The TSA said that if you have not provided the required information by the time you arrive at the airport, not to worry. A passenger's Secure Flight data can be checked against a no-fly watch list quickly.
In fact, the airlines will not allow you to print a boarding pass until you've provided it.
A TSA spokesman told the Associated Press that the agency estimated only about 1 percent of passengers won't make it through security because of delays caused by providing incomplete or incorrect information.
Most major airlines say passengers can provide last-minute information at the ticket counter or kiosk.
The two airlines that account for the most traffic at Sky Harbor - Tempe-based U.S. Airways and Southwest Airlines - predict few delays on Monday for passengers who booked through their websites.
US Airways has required passengers to provide the Secure Flight data when booking on its website since October 2009. Southwest has required the information since March.
American Airlines says it has attempted to contact customers who may have fallen through the cracks. Billy Sanez, an American Airlines spokesman, said his airline is prepared for customers who arrive at the airport without having provided the information.
"We are staffing up (for Monday)," Sanez said.
Atlanta-based Delta Air Lines appears to be taking a tougher stance.
On its website, Delta says that if passengers have not provided Secure Flight data within 72 hours of a scheduled flight, their reservations may be canceled, beginning on Monday.
Delta has required its customers to provide Secure Flight information when booking tickets on its website since June 15, said Susan Elliott, an airline spokeswoman.
Delta has sought to contact ticket buyers ahead of time, Elliott said.
Other ticket sellers have been slower to act.
Orbitz has required passengers to provide the information since Sept. 12. Expedia has required passenger to provide the information only since Aug. 31, although it has requested it since December.
Check the reservation
Jeanenne Tornatore, senior editor at Orbitz.com, suggests that uncertain passengers check their reservations online or contact the booking source before arriving at the airport.
"When you are dealing with busy airports during the holiday season, the last thing you want is to be delayed by 10 or 15 minutes before you can catch your flight," Tornatore said.

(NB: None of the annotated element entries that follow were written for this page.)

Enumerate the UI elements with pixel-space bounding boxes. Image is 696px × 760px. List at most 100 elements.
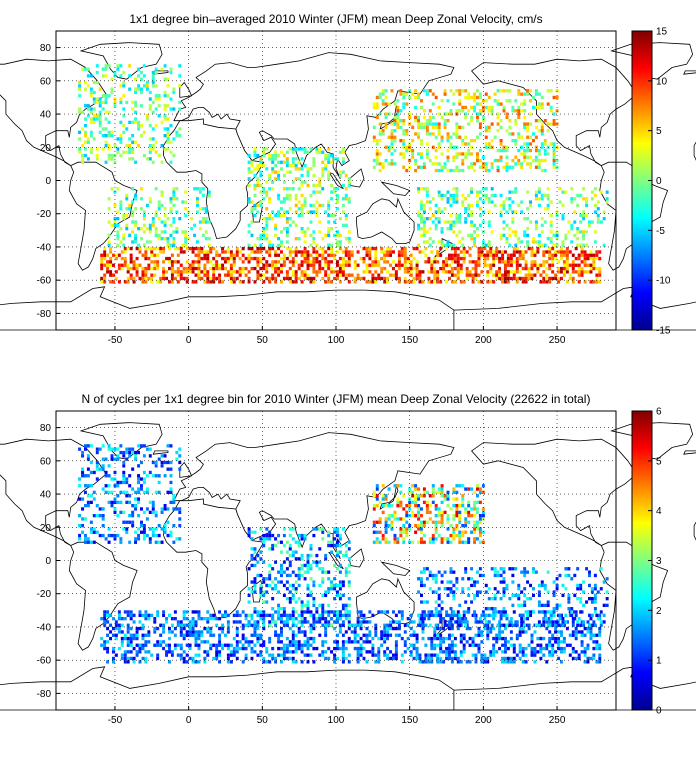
- data-cell: [498, 630, 502, 634]
- data-cell: [506, 273, 510, 277]
- data-cell: [378, 95, 382, 100]
- data-cell: [265, 250, 269, 254]
- data-cell: [156, 613, 160, 618]
- data-cell: [250, 200, 254, 204]
- data-cell: [95, 147, 99, 151]
- data-cell: [481, 109, 485, 113]
- data-cell: [449, 193, 453, 198]
- data-cell: [135, 650, 139, 654]
- data-cell: [306, 250, 310, 254]
- data-cell: [468, 636, 472, 641]
- data-cell: [514, 119, 518, 123]
- data-cell: [114, 253, 118, 257]
- data-cell: [89, 527, 93, 531]
- data-cell: [140, 207, 143, 211]
- data-cell: [303, 230, 307, 234]
- data-cell: [303, 563, 307, 568]
- data-cell: [473, 230, 477, 234]
- data-cell: [552, 142, 556, 146]
- data-cell: [341, 250, 345, 254]
- data-cell: [546, 129, 550, 133]
- data-cell: [420, 514, 423, 518]
- data-cell: [259, 183, 263, 188]
- data-cell: [390, 132, 394, 136]
- data-cell: [163, 530, 167, 534]
- data-cell: [131, 487, 135, 491]
- data-cell: [387, 162, 391, 166]
- data-cell: [148, 197, 152, 201]
- data-cell: [282, 620, 286, 624]
- data-cell: [291, 623, 295, 627]
- data-cell: [256, 273, 260, 277]
- data-cell: [142, 533, 146, 538]
- data-cell: [145, 490, 149, 495]
- data-cell: [188, 620, 192, 624]
- data-cell: [524, 660, 528, 664]
- data-cell: [247, 200, 251, 204]
- data-cell: [137, 144, 141, 148]
- data-cell: [250, 590, 254, 594]
- data-cell: [580, 643, 584, 647]
- data-cell: [443, 193, 447, 198]
- data-cell: [394, 646, 398, 651]
- data-cell: [545, 620, 549, 624]
- data-cell: [141, 656, 145, 661]
- data-cell: [166, 84, 170, 88]
- data-cell: [455, 510, 459, 515]
- data-cell: [418, 656, 422, 661]
- data-cell: [458, 92, 462, 96]
- data-cell: [374, 276, 378, 281]
- data-cell: [437, 487, 441, 491]
- data-cell: [221, 263, 225, 267]
- data-cell: [375, 497, 379, 501]
- data-cell: [414, 494, 418, 498]
- data-cell: [381, 494, 385, 498]
- data-cell: [151, 70, 155, 75]
- data-cell: [157, 474, 161, 478]
- data-cell: [542, 263, 546, 267]
- data-cell: [318, 613, 322, 618]
- data-cell: [562, 646, 566, 651]
- data-cell: [247, 183, 251, 188]
- data-cell: [142, 130, 146, 135]
- data-cell: [163, 107, 167, 111]
- data-cell: [95, 514, 99, 518]
- data-cell: [499, 148, 503, 153]
- data-cell: [381, 129, 385, 133]
- data-cell: [505, 165, 509, 169]
- data-cell: [226, 620, 230, 624]
- data-cell: [268, 197, 272, 201]
- data-cell: [582, 237, 586, 241]
- data-cell: [137, 124, 141, 128]
- data-cell: [179, 620, 183, 624]
- data-cell: [271, 187, 275, 191]
- data-cell: [477, 260, 481, 264]
- data-cell: [241, 253, 245, 257]
- data-cell: [196, 210, 199, 214]
- data-cell: [297, 200, 301, 204]
- data-cell: [589, 253, 593, 257]
- data-cell: [134, 193, 138, 198]
- data-cell: [100, 260, 104, 264]
- data-cell: [194, 620, 198, 624]
- data-cell: [113, 70, 117, 75]
- data-cell: [162, 623, 166, 627]
- data-cell: [324, 163, 328, 168]
- data-cell: [212, 256, 216, 261]
- data-cell: [110, 500, 114, 505]
- data-cell: [415, 266, 419, 271]
- data-cell: [459, 280, 463, 284]
- data-cell: [414, 497, 418, 501]
- data-cell: [450, 646, 454, 651]
- data-cell: [499, 210, 503, 214]
- data-cell: [247, 160, 251, 164]
- data-cell: [262, 237, 266, 241]
- data-cell: [107, 527, 111, 531]
- data-cell: [262, 197, 266, 201]
- data-cell: [468, 273, 472, 277]
- data-cell: [539, 643, 543, 647]
- data-cell: [134, 233, 138, 238]
- data-cell: [163, 454, 167, 458]
- data-cell: [428, 109, 432, 113]
- data-cell: [448, 656, 451, 661]
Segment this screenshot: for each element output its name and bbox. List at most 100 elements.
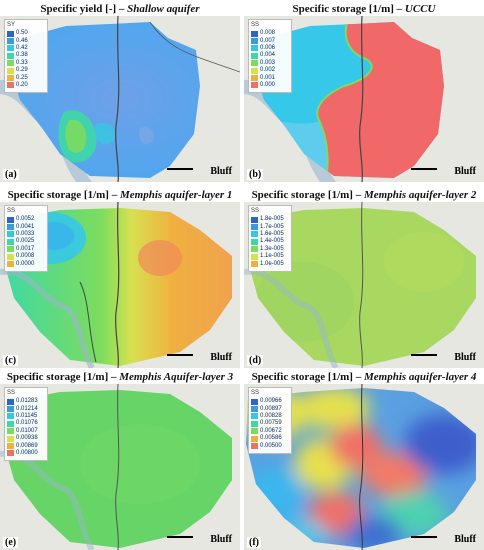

David Castelveter, a spokesman for the Air Transport Association trade group, said he was confident the program's mandatory launch date will be free of problems.
Travelers at Sky Harbor had mixed reactions on Thursday.
"Any additional security measure can't hurt," said Michael Waltman, CEO of Interactive Sites in Phoenix.
"If Secure Flight is a measure you're unaware of, that could set you back. Well, you catch another flight and get over it."
Nikole Cotton of Phoenix resident said she wasn't sure the new security measure was worth asking passengers for additional information.
"Personally, I find the gender thing a little bit invasive," Cotton said.